Оставалось доложить наверх, и тут я знал, что ступаю на тонкое. Мне велели произвести поиск с артиллерийской подготовкой — я же подготовку эту отменял и делал по-своему. Выйдет — спишут на удачу, и хорошо, коли не припомнят самовольства. Не выйдет, положу людей или не возьму языка — и первым мне предъявят не немецкий пулемёт, а мою же руку, вычеркнувшую казённое «сбить».

Вечером, покуда разведчики Дёгтева готовились, я сидел у Свиридова в землянке, и он, разговорившись — желчь его к ночи оттаивала, — показывал мне свою батарейную книгу.

Книга эта была его гордостью и его мукой: он вёл её как аптекарь, записывая всякий выстрел, всякий полученный снаряд, всякую заявку, что слал наверх и на которую ему отвечали или не отвечали.
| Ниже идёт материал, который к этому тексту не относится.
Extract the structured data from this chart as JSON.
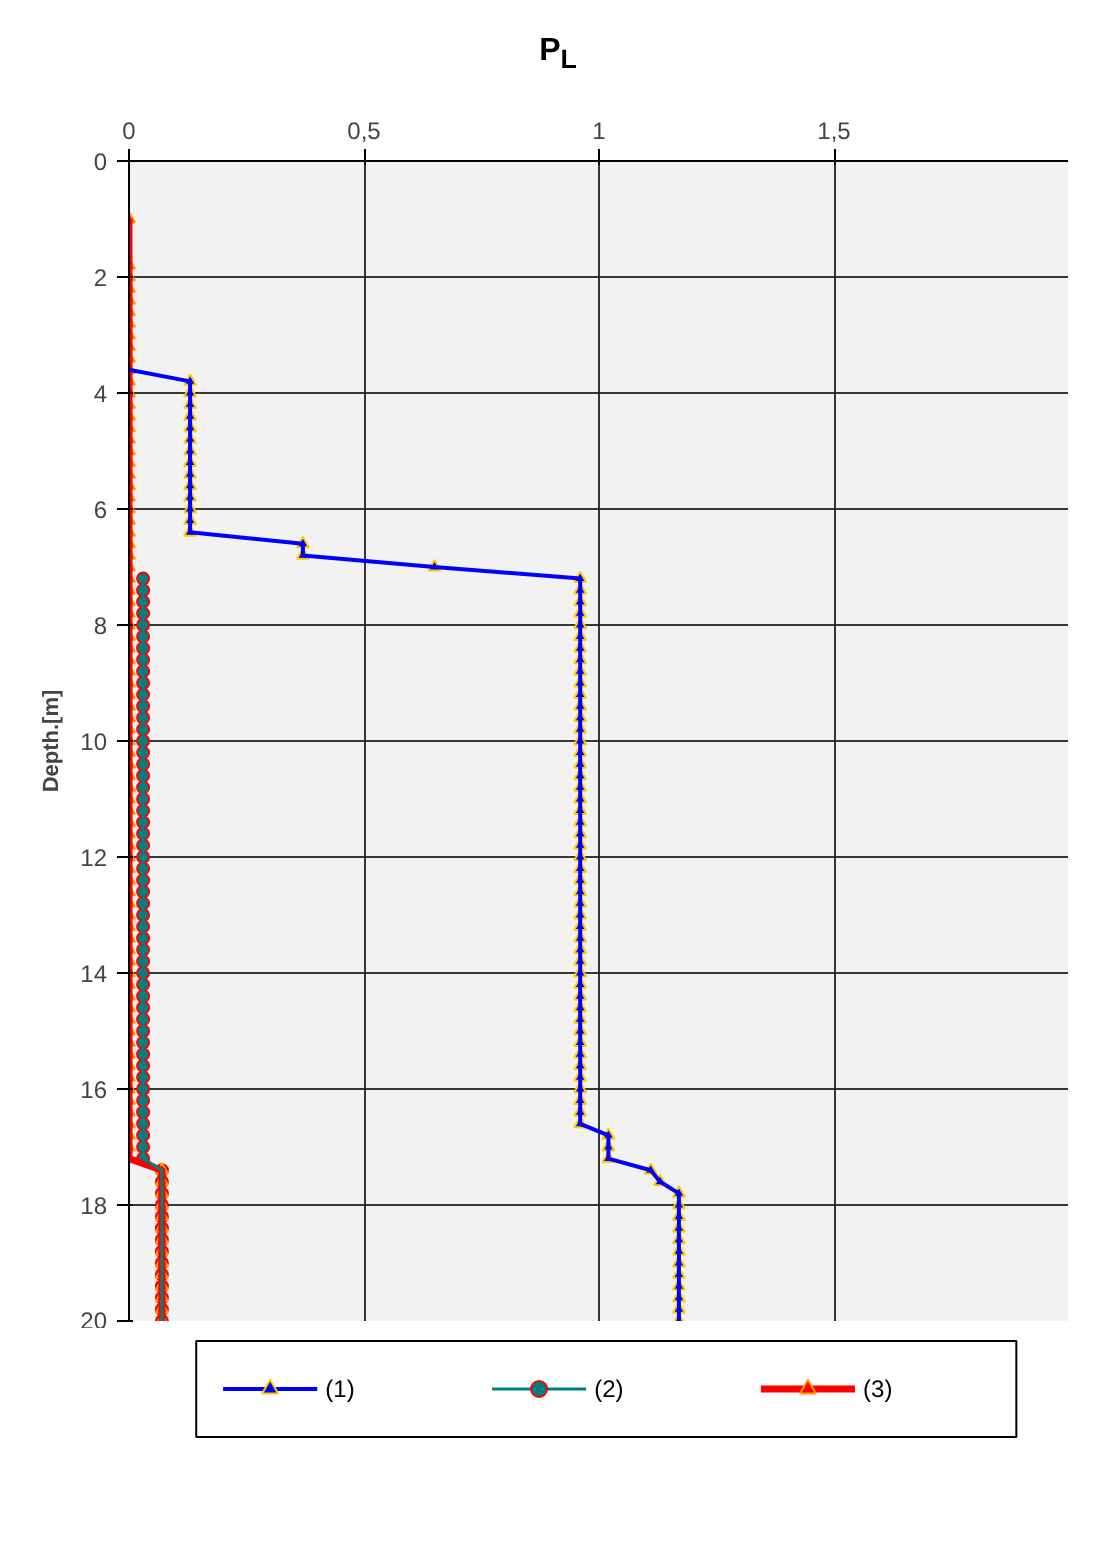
{
  "chart_data": {
    "type": "line",
    "title": "P$_{L}$",
    "ylabel": "Depth.[m]",
    "xlim": [
      0,
      2
    ],
    "xticks": [
      0,
      {
        "value": 0.5,
        "label": "0,5"
      },
      1,
      {
        "value": 1.5,
        "label": "1,5"
      }
    ],
    "ylim": [
      20,
      0
    ],
    "yticks": [
      0,
      2,
      4,
      6,
      8,
      10,
      12,
      14,
      16,
      18,
      20
    ],
    "grid": true,
    "legend": "bottom",
    "line_style": "solid",
    "series": [
      {
        "name": "(1)",
        "color": "#0000ff",
        "marker": "triangle",
        "x": [
          0,
          0.13,
          0.13,
          0.13,
          0.13,
          0.13,
          0.13,
          0.13,
          0.13,
          0.13,
          0.13,
          0.13,
          0.13,
          0.13,
          0.13,
          0.37,
          0.37,
          0.65,
          0.96,
          0.96,
          0.96,
          0.96,
          0.96,
          0.96,
          0.96,
          0.96,
          0.96,
          0.96,
          0.96,
          0.96,
          0.96,
          0.96,
          0.96,
          0.96,
          0.96,
          0.96,
          0.96,
          0.96,
          0.96,
          0.96,
          0.96,
          0.96,
          0.96,
          0.96,
          0.96,
          0.96,
          0.96,
          0.96,
          0.96,
          0.96,
          0.96,
          0.96,
          0.96,
          0.96,
          0.96,
          0.96,
          0.96,
          0.96,
          0.96,
          0.96,
          0.96,
          0.96,
          0.96,
          0.96,
          0.96,
          0.96,
          1.02,
          1.02,
          1.02,
          1.11,
          1.13,
          1.17,
          1.17,
          1.17,
          1.17,
          1.17,
          1.17,
          1.17,
          1.17,
          1.17,
          1.17,
          1.17,
          1.17
        ],
        "values": [
          3.6,
          3.8,
          4,
          4.2,
          4.4,
          4.6,
          4.8,
          5,
          5.2,
          5.4,
          5.6,
          5.8,
          6,
          6.2,
          6.4,
          6.6,
          6.8,
          7,
          7.2,
          7.4,
          7.6,
          7.8,
          8,
          8.2,
          8.4,
          8.6,
          8.8,
          9,
          9.2,
          9.4,
          9.6,
          9.8,
          10,
          10.2,
          10.4,
          10.6,
          10.8,
          11,
          11.2,
          11.4,
          11.6,
          11.8,
          12,
          12.2,
          12.4,
          12.6,
          12.8,
          13,
          13.2,
          13.4,
          13.6,
          13.8,
          14,
          14.2,
          14.4,
          14.6,
          14.8,
          15,
          15.2,
          15.4,
          15.6,
          15.8,
          16,
          16.2,
          16.4,
          16.6,
          16.8,
          17,
          17.2,
          17.4,
          17.6,
          17.8,
          18,
          18.2,
          18.4,
          18.6,
          18.8,
          19,
          19.2,
          19.4,
          19.6,
          19.8,
          20
        ]
      },
      {
        "name": "(2)",
        "color": "#008080",
        "marker": "circle",
        "x": [
          0.03,
          0.03,
          0.03,
          0.03,
          0.03,
          0.03,
          0.03,
          0.03,
          0.03,
          0.03,
          0.03,
          0.03,
          0.03,
          0.03,
          0.03,
          0.03,
          0.03,
          0.03,
          0.03,
          0.03,
          0.03,
          0.03,
          0.03,
          0.03,
          0.03,
          0.03,
          0.03,
          0.03,
          0.03,
          0.03,
          0.03,
          0.03,
          0.03,
          0.03,
          0.03,
          0.03,
          0.03,
          0.03,
          0.03,
          0.03,
          0.03,
          0.03,
          0.03,
          0.03,
          0.03,
          0.03,
          0.03,
          0.03,
          0.03,
          0.03,
          0.03,
          0.07,
          0.07,
          0.07,
          0.07,
          0.07,
          0.07,
          0.07,
          0.07,
          0.07,
          0.07,
          0.07,
          0.07,
          0.07,
          0.07
        ],
        "values": [
          7.2,
          7.4,
          7.6,
          7.8,
          8,
          8.2,
          8.4,
          8.6,
          8.8,
          9,
          9.2,
          9.4,
          9.6,
          9.8,
          10,
          10.2,
          10.4,
          10.6,
          10.8,
          11,
          11.2,
          11.4,
          11.6,
          11.8,
          12,
          12.2,
          12.4,
          12.6,
          12.8,
          13,
          13.2,
          13.4,
          13.6,
          13.8,
          14,
          14.2,
          14.4,
          14.6,
          14.8,
          15,
          15.2,
          15.4,
          15.6,
          15.8,
          16,
          16.2,
          16.4,
          16.6,
          16.8,
          17,
          17.2,
          17.4,
          17.6,
          17.8,
          18,
          18.2,
          18.4,
          18.6,
          18.8,
          19,
          19.2,
          19.4,
          19.6,
          19.8,
          20
        ]
      },
      {
        "name": "(3)",
        "color": "#ff0000",
        "marker": "triangle",
        "x": [
          0,
          0,
          0,
          0,
          0,
          0,
          0,
          0,
          0,
          0,
          0,
          0,
          0,
          0,
          0,
          0,
          0,
          0,
          0,
          0,
          0,
          0,
          0,
          0,
          0,
          0,
          0,
          0,
          0,
          0,
          0,
          0,
          0,
          0,
          0,
          0,
          0,
          0,
          0,
          0,
          0,
          0,
          0,
          0,
          0,
          0,
          0,
          0,
          0,
          0,
          0,
          0,
          0,
          0,
          0,
          0,
          0,
          0,
          0,
          0,
          0,
          0,
          0,
          0,
          0,
          0,
          0,
          0,
          0,
          0,
          0,
          0,
          0,
          0,
          0,
          0,
          0,
          0,
          0,
          0.07,
          0.07,
          0.07,
          0.07,
          0.07,
          0.07,
          0.07,
          0.07,
          0.07,
          0.07,
          0.07,
          0.07,
          0.07,
          0.07
        ],
        "values": [
          1,
          1.8,
          2,
          2.2,
          2.4,
          2.6,
          2.8,
          3,
          3.2,
          3.4,
          3.6,
          3.8,
          4,
          4.2,
          4.4,
          4.6,
          4.8,
          5,
          5.2,
          5.4,
          5.6,
          5.8,
          6,
          6.2,
          6.4,
          6.6,
          6.8,
          7,
          7.2,
          7.4,
          7.6,
          7.8,
          8,
          8.2,
          8.4,
          8.6,
          8.8,
          9,
          9.2,
          9.4,
          9.6,
          9.8,
          10,
          10.2,
          10.4,
          10.6,
          10.8,
          11,
          11.2,
          11.4,
          11.6,
          11.8,
          12,
          12.2,
          12.4,
          12.6,
          12.8,
          13,
          13.2,
          13.4,
          13.6,
          13.8,
          14,
          14.2,
          14.4,
          14.6,
          14.8,
          15,
          15.2,
          15.4,
          15.6,
          15.8,
          16,
          16.2,
          16.4,
          16.6,
          16.8,
          17,
          17.2,
          17.4,
          17.6,
          17.8,
          18,
          18.2,
          18.4,
          18.6,
          18.8,
          19,
          19.2,
          19.4,
          19.6,
          19.8,
          20
        ]
      }
    ]
  }
}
По этой книге читалась вся его война — война человека, у которого есть пушки, есть люди, есть уменье, и нет одного: снаряда, чтоб всё это пустить в дело.

Я листал её и читал по ней не цифры, а дни. Вот день, когда немец бил по нашей второй линии тяжёлыми, а Свиридов молчал, потому что на борьбу с немецкой артиллерией ему в тот день отпустили три снаряда на орудие, и он их приберёг, не зная, не понадобятся ли к вечеру дороже. Вот день, когда пехота просила огня по немецкой атаке, а он дал, сколько мог, и на полуслове замолчал, выбрав всё, и дальше отбивались уже без него, штыком. Против иных дней стояло голое «нуль» — не оттого, что не по кому было бить, а оттого, что нечем. Он записывал, выходило, не выстрелы даже, а несделанное: тут не поддержал, тут не подавил, тут промолчал — не по трусости и не по нерадению, а потому, что казна отпустила ему на войну по три снаряда в день.

Я листал её из вежливости сперва, а после — уже не из вежливости. Потому что на одной из страниц, среди заявок, я увидел то, от чего у меня похолодело внутри, как холодело уже дважды на этом пути — на узле и на заводе.